Under the low sky the boys trained. The backs staggered over the quagmire, passing waterlogged balls that thumped dully into hands or slithered away to curses. The forwards trained with brutish intensity on the adjacent ground, one pack set on another pack. At one point the two scrumming machines facing one another came loose from the marshy ground. Propelled gracefully and swiftly over the sheet of water covering the field, they collided. The breakaways on each side popped outwards. The twelve youths stuck in the scrum writhed, necks jolted, shoulders jarred. But Val got them up again in no time, everyone now completely slimed in mud and the manure used as a field dressing. Val was in his element.

It was then something odd occurred, something that became like a dream in Gregory’s memory. A hot-air balloon appeared over the trees. It loomed through a small break in the clouds. The balloon was surprisingly large, and low, seemingly borne by the sky, a monstrous, bulbous thing, a living thing, with its sinewy ropes and dangling basket. A flame roared and hissed up into its brown bladder. At first the boys simply stopped training and twisted their necks to look. Val was yelling at them, ‘Why are you stopping, why are you stopping?’ Last to see the balloon, he became silent, frozen in a position of readiness, as if facing an opponent. It was apparent the balloon was old, weathered, deflating, too heavy, too sodden.

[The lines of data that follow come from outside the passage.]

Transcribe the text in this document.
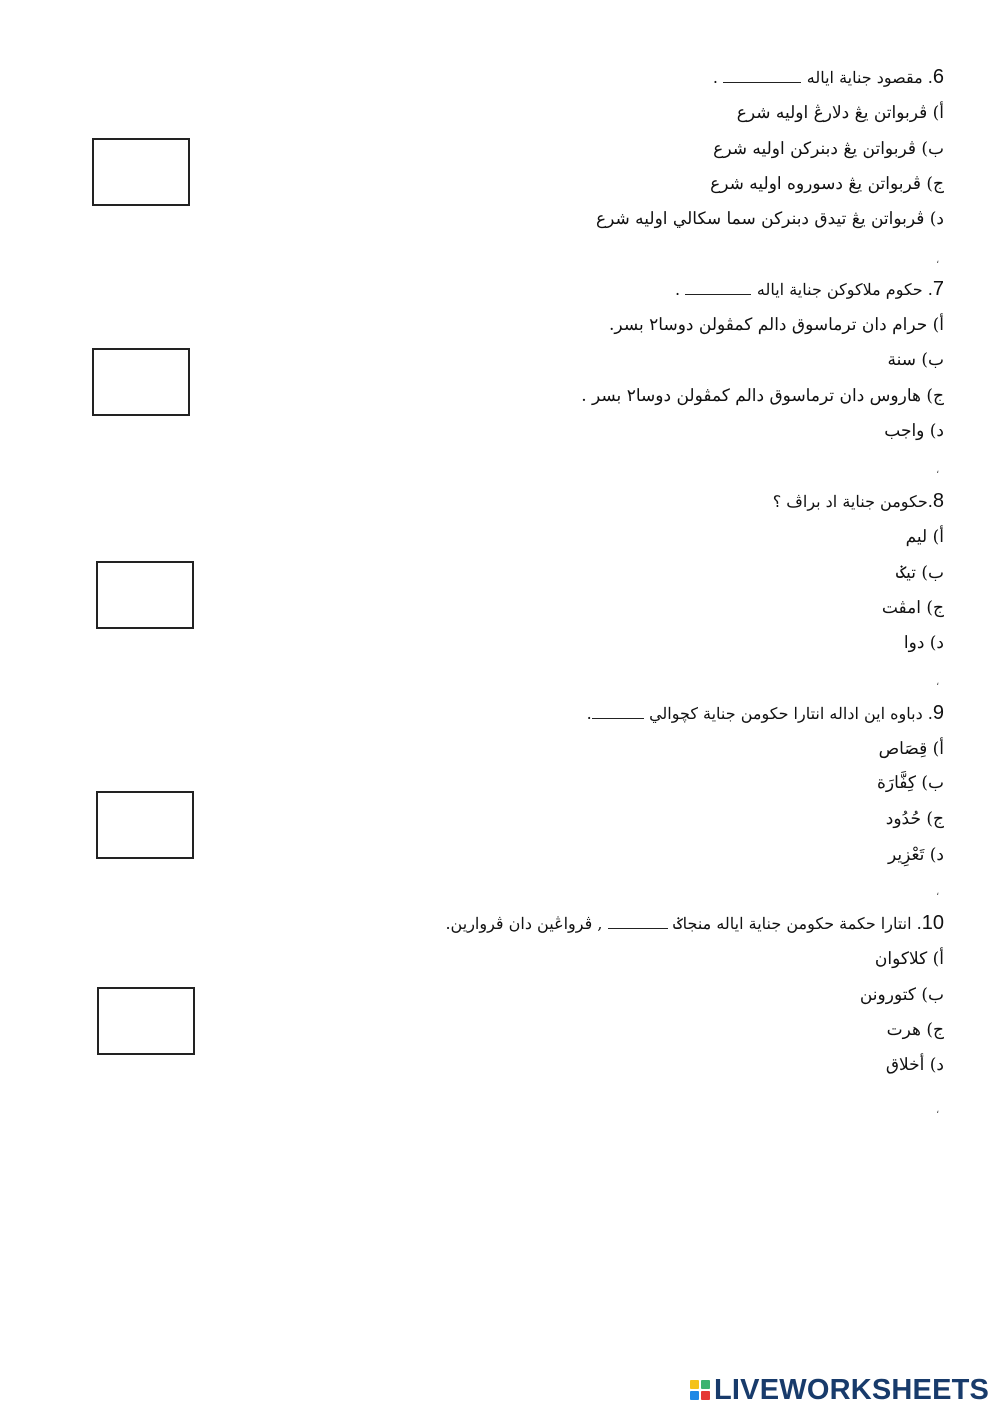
6. مقصود جناية اياله  .
أ) ڤربواتن يڠ دلارڠ اوليه شرع
ب) ڤربواتن يڠ دبنركن اوليه شرع
ج) ڤربواتن يڠ دسوروه اوليه شرع
د) ڤربواتن يڠ تيدق دبنركن سما سكالي اوليه شرع
7. حكوم ملاكوكن جناية اياله  .
أ) حرام دان ترماسوق دالم كمڤولن دوسا٢ بسر.
ب) سنة
ج) هاروس دان ترماسوق دالم كمڤولن دوسا٢ بسر .
د) واجب
8.حكومن جناية اد براڤ ؟
أ) ليم
ب) تيݢ
ج) امڤت
د) دوا
9. دباوه اين اداله انتارا حكومن جناية كچوالي .
أ) قِصَاص
ب) كِفَّارَة
ج) حُدُود
د) تَعْزِير
10. انتارا حكمة حكومن جناية اياله منجاݢ  , ڤرواڠين دان ڤروارين.
أ) كلاكوان
ب) كتورونن
ج) هرت
د) أخلاق
،
،
،
،
،
LIVEWORKSHEETS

It was something damaged, something, perhaps, escaped from a museum. And it seemed cries of help came from it. Certainly it audibly hissed, and groaned, and creaked, and the basket surely swung no higher than the treetops. Yes, the wicker was bouncing on the treetops, crashing through limbs. It approached them, and silenced them, and swooped overhead. All the boys turned and began running after the balloon. But the balloon was being swept along much faster than anyone calculated. The boys raced one another to see who might catch it. ‘Come back!’ shouted Val, strutting after the boys now, ‘What the hell do you think you’re doing?! Come back – Bishop Gray! Thomas! David!’ But the boys kept running.

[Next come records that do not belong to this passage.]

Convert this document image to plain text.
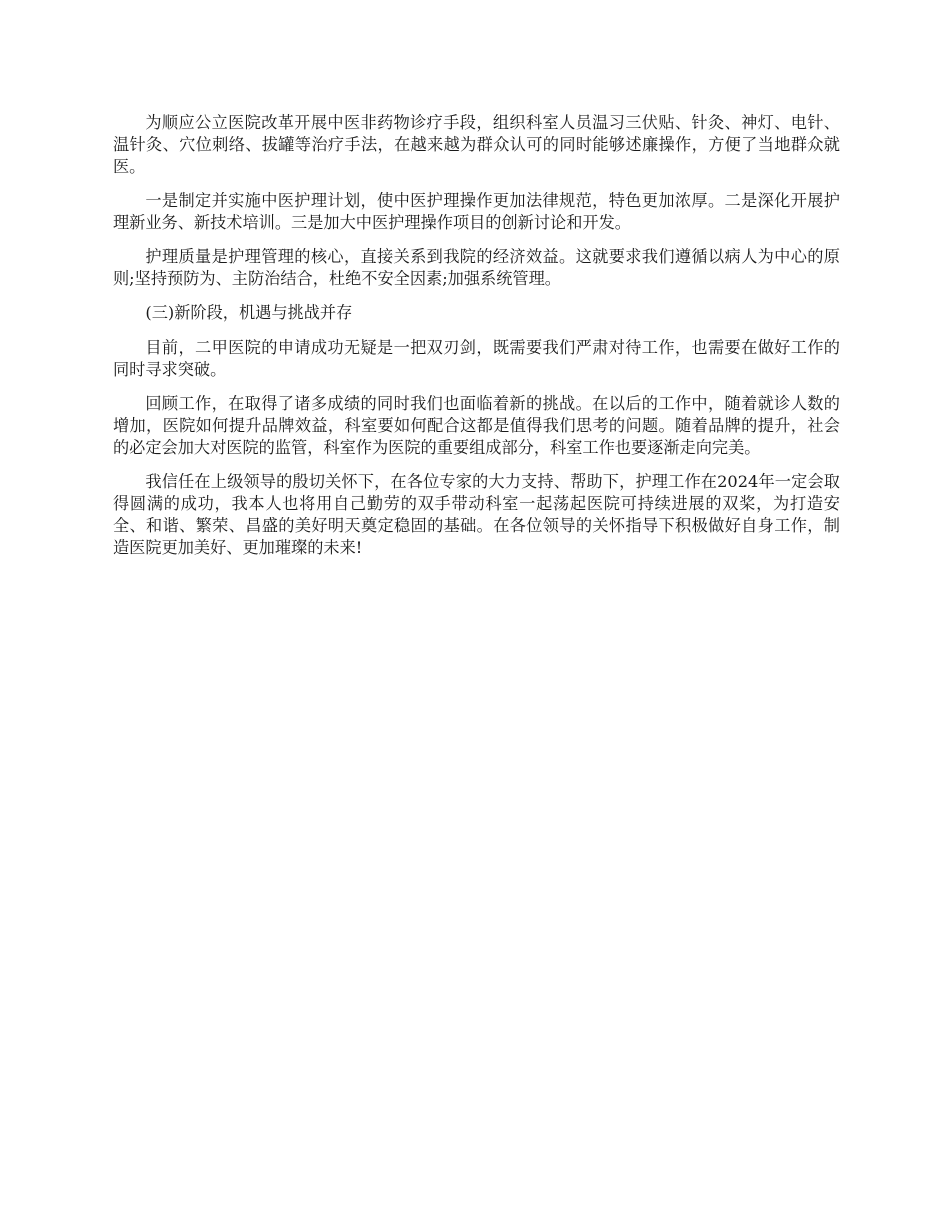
为顺应公立医院改革开展中医非药物诊疗手段，组织科室人员温习三伏贴、针灸、神灯、电针、温针灸、穴位刺络、拔罐等治疗手法，在越来越为群众认可的同时能够述廉操作，方便了当地群众就医。

一是制定并实施中医护理计划，使中医护理操作更加法律规范，特色更加浓厚。二是深化开展护理新业务、新技术培训。三是加大中医护理操作项目的创新讨论和开发。

护理质量是护理管理的核心，直接关系到我院的经济效益。这就要求我们遵循以病人为中心的原则;坚持预防为、主防治结合，杜绝不安全因素;加强系统管理。

(三)新阶段，机遇与挑战并存

目前，二甲医院的申请成功无疑是一把双刃剑，既需要我们严肃对待工作，也需要在做好工作的同时寻求突破。

回顾工作，在取得了诸多成绩的同时我们也面临着新的挑战。在以后的工作中，随着就诊人数的增加，医院如何提升品牌效益，科室要如何配合这都是值得我们思考的问题。随着品牌的提升，社会的必定会加大对医院的监管，科室作为医院的重要组成部分，科室工作也要逐渐走向完美。

我信任在上级领导的殷切关怀下，在各位专家的大力支持、帮助下，护理工作在2024年一定会取得圆满的成功，我本人也将用自己勤劳的双手带动科室一起荡起医院可持续进展的双桨，为打造安全、和谐、繁荣、昌盛的美好明天奠定稳固的基础。在各位领导的关怀指导下积极做好自身工作，制造医院更加美好、更加璀璨的未来!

‘Outrageous,’ growled Val, ‘so much for discipline! They’ll pay for this.’

‘Is the balloon about to crash?’ wondered Gregory. ‘I think it’s getting lower.’

‘It can go to hell for all I care,’ seethed Val.

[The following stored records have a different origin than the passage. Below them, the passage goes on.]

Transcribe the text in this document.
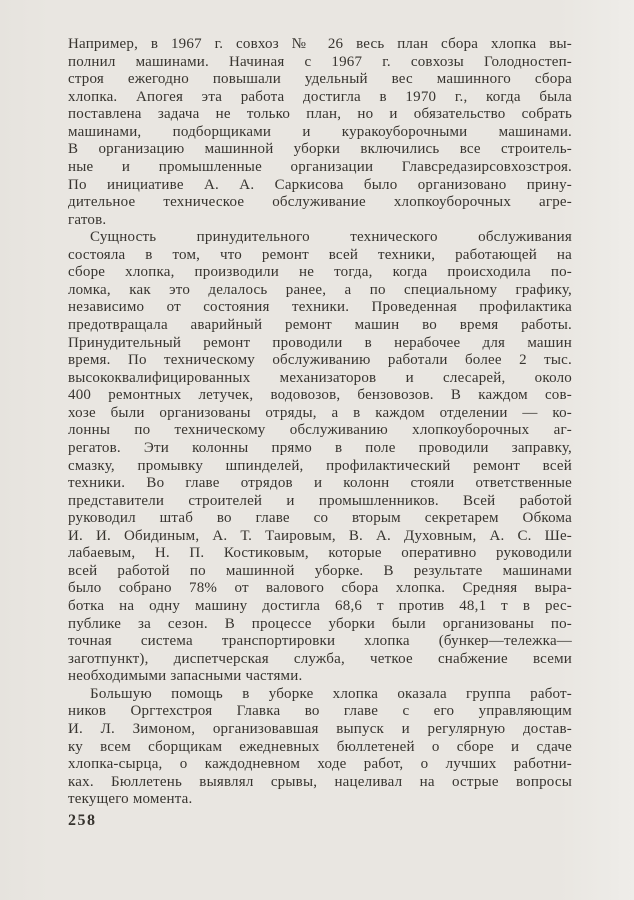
Например, в 1967 г. совхоз № 26 весь план сбора хлопка вы-
полнил машинами. Начиная с 1967 г. совхозы Голодностеп-
строя ежегодно повышали удельный вес машинного сбора
хлопка. Апогея эта работа достигла в 1970 г., когда была
поставлена задача не только план, но и обязательство собрать
машинами, подборщиками и куракоуборочными машинами.
В организацию машинной уборки включились все строитель-
ные и промышленные организации Главсредазирсовхозстроя.
По инициативе А. А. Саркисова было организовано прину-
дительное техническое обслуживание хлопкоуборочных агре-
гатов.
Сущность принудительного технического обслуживания
состояла в том, что ремонт всей техники, работающей на
сборе хлопка, производили не тогда, когда происходила по-
ломка, как это делалось ранее, а по специальному графику,
независимо от состояния техники. Проведенная профилактика
предотвращала аварийный ремонт машин во время работы.
Принудительный ремонт проводили в нерабочее для машин
время. По техническому обслуживанию работали более 2 тыс.
высококвалифицированных механизаторов и слесарей, около
400 ремонтных летучек, водовозов, бензовозов. В каждом сов-
хозе были организованы отряды, а в каждом отделении — ко-
лонны по техническому обслуживанию хлопкоуборочных аг-
регатов. Эти колонны прямо в поле проводили заправку,
смазку, промывку шпинделей, профилактический ремонт всей
техники. Во главе отрядов и колонн стояли ответственные
представители строителей и промышленников. Всей работой
руководил штаб во главе со вторым секретарем Обкома
И. И. Обидиным, А. Т. Таировым, В. А. Духовным, А. С. Ше-
лабаевым, Н. П. Костиковым, которые оперативно руководили
всей работой по машинной уборке. В результате машинами
было собрано 78% от валового сбора хлопка. Средняя выра-
ботка на одну машину достигла 68,6 т против 48,1 т в рес-
публике за сезон. В процессе уборки были организованы по-
точная система транспортировки хлопка (бункер—тележка—
заготпункт), диспетчерская служба, четкое снабжение всеми
необходимыми запасными частями.
Большую помощь в уборке хлопка оказала группа работ-
ников Оргтехстроя Главка во главе с его управляющим
И. Л. Зимоном, организовавшая выпуск и регулярную достав-
ку всем сборщикам ежедневных бюллетеней о сборе и сдаче
хлопка-сырца, о каждодневном ходе работ, о лучших работни-
ках. Бюллетень выявлял срывы, нацеливал на острые вопросы
текущего момента.
258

They followed it across the expanse of the fields, the boys running, the masters striding. A little yellow dog led them all, trailing a lead, yapping ecstatically. The dog disappeared down the slope above the horse yards, where the balloon was grazing the stables and fences. Then the boys plunged down after the bouncing and the sailing, and teemed through the maze. The horses had been standing in wind shelters; now they were galloping away, away from the balloon, racing in mad circles about the yards, neighing, rearing, crashing into palings – except for one white mule, which continued drooping where it always drooped, ears forlorn, tail limp, nose in the mud.

The balloon gained height and disappeared in a cloud.

‘Damn thing!’ yelled Val, shaking his fist.

The scattered followers slowly realised the balloon had gone: what they had been chasing was no longer there.

The few boys left in earshot were told to fetch and retrieve the others. Eventually about a third returned, ashamed. Val drilled them for an extra thirty minutes in the dark, ‘Only the start!’ Despite all his efforts the boys remained distracted. They forgot his instructions, muddled the sequences of moves, played ‘without focus’. No matter what Val did or said, somehow they could no longer take him seriously. Not that day.

‘No, go away, get out of my sight,’ he barked at last, hoarse. ‘All of you. Just go. You’re hopeless. Useless. Go. Unprecedented.’

It was nearly six o’clock and long dark, and the boys were encased in slime. They had suffered Val’s wrath. Yet their step was light.

Gregory could not help feeling a little smug himself, he was not sure why, and he let Val strut away alone.